Visualise the correlation of cell lines with annotated metadata.

Parameters:
  • adata (AnnData) – Input data object.

  • corr (DataFrame) – Pearson correlation scores.

  • pval (DataFrame) – P-values for pearson correlation.

  • identifier (str, default: 'DepMap_ID') – Column in .obs containing the identifiers.

  • metadata_key (str, default: 'bulk_rna_broad') – Key of the AnnData obsm for comparison with the X matrix.

  • category (str, default: 'cell line') – The category for correlation comparison.

  • subset_identifier (str | int | Iterable[str] | Iterable[int] | None, default: None) – Selected identifiers for scatter plot visualization between the X matrix and metadata_key.
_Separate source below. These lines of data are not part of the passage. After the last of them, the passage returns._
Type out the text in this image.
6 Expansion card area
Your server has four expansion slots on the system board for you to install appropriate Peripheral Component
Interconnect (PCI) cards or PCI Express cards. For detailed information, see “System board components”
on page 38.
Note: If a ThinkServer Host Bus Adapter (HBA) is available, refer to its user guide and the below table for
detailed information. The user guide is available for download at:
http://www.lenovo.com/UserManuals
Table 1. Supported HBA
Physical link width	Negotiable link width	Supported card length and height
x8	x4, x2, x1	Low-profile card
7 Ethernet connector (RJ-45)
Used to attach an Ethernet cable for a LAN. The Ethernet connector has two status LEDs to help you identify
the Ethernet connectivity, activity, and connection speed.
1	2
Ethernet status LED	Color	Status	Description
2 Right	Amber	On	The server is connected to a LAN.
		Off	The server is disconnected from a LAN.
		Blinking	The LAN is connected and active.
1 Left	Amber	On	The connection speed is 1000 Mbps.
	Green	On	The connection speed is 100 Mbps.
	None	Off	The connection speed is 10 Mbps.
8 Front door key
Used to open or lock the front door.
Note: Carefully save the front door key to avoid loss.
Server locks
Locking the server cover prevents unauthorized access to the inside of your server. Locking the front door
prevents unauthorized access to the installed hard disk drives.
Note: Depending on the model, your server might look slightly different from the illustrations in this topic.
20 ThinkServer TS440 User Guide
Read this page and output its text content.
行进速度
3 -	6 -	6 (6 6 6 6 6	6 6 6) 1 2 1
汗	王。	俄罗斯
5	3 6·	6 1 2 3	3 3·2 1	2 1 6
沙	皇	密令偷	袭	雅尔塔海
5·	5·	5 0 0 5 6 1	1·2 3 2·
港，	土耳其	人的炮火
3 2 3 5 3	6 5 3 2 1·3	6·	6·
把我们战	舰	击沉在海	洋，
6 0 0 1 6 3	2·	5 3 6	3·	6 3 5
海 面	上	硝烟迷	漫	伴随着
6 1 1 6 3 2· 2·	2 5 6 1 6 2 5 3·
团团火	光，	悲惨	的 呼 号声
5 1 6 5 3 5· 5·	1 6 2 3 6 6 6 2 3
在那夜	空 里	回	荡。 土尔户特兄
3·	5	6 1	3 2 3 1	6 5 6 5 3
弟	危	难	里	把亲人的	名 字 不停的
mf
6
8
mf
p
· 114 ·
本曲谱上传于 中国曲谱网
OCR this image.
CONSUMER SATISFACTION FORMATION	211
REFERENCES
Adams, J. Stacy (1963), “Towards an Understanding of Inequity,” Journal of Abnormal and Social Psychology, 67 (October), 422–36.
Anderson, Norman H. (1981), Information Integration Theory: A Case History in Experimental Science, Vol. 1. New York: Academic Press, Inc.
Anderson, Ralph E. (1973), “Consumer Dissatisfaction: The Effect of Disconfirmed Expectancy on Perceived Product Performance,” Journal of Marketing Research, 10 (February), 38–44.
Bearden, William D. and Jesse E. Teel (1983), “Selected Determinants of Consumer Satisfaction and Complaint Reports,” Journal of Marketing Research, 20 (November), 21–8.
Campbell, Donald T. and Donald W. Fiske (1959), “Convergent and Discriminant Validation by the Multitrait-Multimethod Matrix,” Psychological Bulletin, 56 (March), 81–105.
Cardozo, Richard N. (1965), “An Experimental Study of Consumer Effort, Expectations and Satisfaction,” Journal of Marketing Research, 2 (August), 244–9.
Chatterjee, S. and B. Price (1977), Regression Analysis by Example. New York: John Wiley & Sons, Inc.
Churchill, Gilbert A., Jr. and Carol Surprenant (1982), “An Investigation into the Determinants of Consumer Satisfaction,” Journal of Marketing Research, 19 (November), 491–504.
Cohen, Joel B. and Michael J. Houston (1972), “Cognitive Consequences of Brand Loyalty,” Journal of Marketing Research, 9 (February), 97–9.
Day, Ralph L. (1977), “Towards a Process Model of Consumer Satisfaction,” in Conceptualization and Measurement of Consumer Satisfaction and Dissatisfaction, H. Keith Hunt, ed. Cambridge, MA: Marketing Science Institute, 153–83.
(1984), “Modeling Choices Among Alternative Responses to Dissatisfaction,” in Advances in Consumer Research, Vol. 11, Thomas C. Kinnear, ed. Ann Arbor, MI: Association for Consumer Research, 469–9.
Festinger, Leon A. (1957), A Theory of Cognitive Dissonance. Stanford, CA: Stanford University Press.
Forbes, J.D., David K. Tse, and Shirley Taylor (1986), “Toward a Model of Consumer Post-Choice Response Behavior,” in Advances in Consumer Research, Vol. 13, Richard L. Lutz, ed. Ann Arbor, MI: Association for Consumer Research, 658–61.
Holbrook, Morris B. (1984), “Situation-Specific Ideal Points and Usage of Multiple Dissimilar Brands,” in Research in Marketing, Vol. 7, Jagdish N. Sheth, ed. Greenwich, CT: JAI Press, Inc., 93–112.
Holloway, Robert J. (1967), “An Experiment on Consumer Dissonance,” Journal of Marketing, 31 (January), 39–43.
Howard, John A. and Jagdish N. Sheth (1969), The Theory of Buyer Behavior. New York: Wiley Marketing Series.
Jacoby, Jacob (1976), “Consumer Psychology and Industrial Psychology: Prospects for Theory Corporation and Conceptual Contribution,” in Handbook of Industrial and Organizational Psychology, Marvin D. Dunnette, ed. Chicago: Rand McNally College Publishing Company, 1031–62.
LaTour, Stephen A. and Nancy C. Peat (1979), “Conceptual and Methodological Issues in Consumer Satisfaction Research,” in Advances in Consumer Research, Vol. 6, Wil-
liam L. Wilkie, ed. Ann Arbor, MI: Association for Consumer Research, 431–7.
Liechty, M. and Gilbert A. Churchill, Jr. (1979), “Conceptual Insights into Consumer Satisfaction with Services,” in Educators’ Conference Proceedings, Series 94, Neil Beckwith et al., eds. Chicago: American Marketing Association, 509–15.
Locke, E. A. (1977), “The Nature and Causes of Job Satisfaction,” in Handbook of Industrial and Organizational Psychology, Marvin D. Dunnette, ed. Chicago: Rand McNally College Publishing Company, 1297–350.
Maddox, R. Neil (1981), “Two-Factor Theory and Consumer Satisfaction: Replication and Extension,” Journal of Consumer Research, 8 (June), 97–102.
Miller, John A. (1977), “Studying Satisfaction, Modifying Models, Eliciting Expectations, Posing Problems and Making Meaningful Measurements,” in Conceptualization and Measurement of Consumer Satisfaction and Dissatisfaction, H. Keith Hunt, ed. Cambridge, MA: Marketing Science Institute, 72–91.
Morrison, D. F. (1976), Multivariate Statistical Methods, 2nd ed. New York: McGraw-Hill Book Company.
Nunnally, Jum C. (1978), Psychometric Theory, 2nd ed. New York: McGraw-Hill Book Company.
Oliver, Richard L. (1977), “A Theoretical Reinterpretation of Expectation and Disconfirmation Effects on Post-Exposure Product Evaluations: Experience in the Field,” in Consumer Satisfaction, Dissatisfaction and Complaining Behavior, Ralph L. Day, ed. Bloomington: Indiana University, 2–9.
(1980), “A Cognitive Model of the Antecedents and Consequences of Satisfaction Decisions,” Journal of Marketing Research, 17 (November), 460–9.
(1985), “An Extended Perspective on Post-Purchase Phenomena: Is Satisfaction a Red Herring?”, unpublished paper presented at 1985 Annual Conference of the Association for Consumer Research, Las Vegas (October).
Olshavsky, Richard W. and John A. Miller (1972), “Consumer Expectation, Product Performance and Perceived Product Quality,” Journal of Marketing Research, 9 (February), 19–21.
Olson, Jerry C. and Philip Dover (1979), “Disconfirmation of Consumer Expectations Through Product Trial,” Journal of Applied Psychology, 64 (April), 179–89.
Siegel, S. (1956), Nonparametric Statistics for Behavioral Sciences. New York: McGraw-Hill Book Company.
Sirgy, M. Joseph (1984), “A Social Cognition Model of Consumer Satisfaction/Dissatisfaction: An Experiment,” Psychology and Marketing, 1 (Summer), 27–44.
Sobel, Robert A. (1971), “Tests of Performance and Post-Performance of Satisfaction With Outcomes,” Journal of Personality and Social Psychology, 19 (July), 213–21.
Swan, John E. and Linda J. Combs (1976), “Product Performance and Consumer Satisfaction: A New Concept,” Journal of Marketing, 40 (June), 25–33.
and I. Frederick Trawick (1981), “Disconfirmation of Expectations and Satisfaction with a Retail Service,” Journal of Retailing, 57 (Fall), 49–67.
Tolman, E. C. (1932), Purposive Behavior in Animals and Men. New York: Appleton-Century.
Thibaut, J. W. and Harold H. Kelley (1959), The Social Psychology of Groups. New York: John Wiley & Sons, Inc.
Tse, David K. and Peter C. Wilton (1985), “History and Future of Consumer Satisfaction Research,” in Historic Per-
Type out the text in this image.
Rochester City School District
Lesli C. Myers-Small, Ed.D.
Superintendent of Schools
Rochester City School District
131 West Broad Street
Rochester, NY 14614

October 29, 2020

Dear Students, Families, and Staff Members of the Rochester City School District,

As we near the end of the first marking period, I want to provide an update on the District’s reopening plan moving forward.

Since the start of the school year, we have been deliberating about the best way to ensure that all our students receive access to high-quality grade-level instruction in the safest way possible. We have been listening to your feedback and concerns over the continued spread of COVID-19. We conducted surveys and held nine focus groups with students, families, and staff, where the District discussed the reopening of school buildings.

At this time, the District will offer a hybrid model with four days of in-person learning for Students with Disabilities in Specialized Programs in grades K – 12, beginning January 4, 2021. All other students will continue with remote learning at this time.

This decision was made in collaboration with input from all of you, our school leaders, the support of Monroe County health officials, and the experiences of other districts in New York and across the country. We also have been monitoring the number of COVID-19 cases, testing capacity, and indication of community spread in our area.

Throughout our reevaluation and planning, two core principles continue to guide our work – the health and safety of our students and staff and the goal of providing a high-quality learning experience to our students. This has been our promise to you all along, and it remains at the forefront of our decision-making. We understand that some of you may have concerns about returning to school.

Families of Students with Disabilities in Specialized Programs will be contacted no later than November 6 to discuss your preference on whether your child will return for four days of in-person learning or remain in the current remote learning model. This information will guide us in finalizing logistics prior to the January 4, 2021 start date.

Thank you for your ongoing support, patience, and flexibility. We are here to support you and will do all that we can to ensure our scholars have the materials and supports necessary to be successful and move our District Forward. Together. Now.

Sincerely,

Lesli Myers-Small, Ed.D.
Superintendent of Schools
If not None, only the chosen cell line will be plotted, either specified as a value in identifier (string) or as an index number. If None, all cell lines will be plotted.

  • return_fig (bool, default: False) – if True, returns figure of the plot, that can be used for saving.

Return type:

Figure | None

Returns:

Pearson correlation coefficients and their corresponding p-values for matched and unmatched cell lines separately.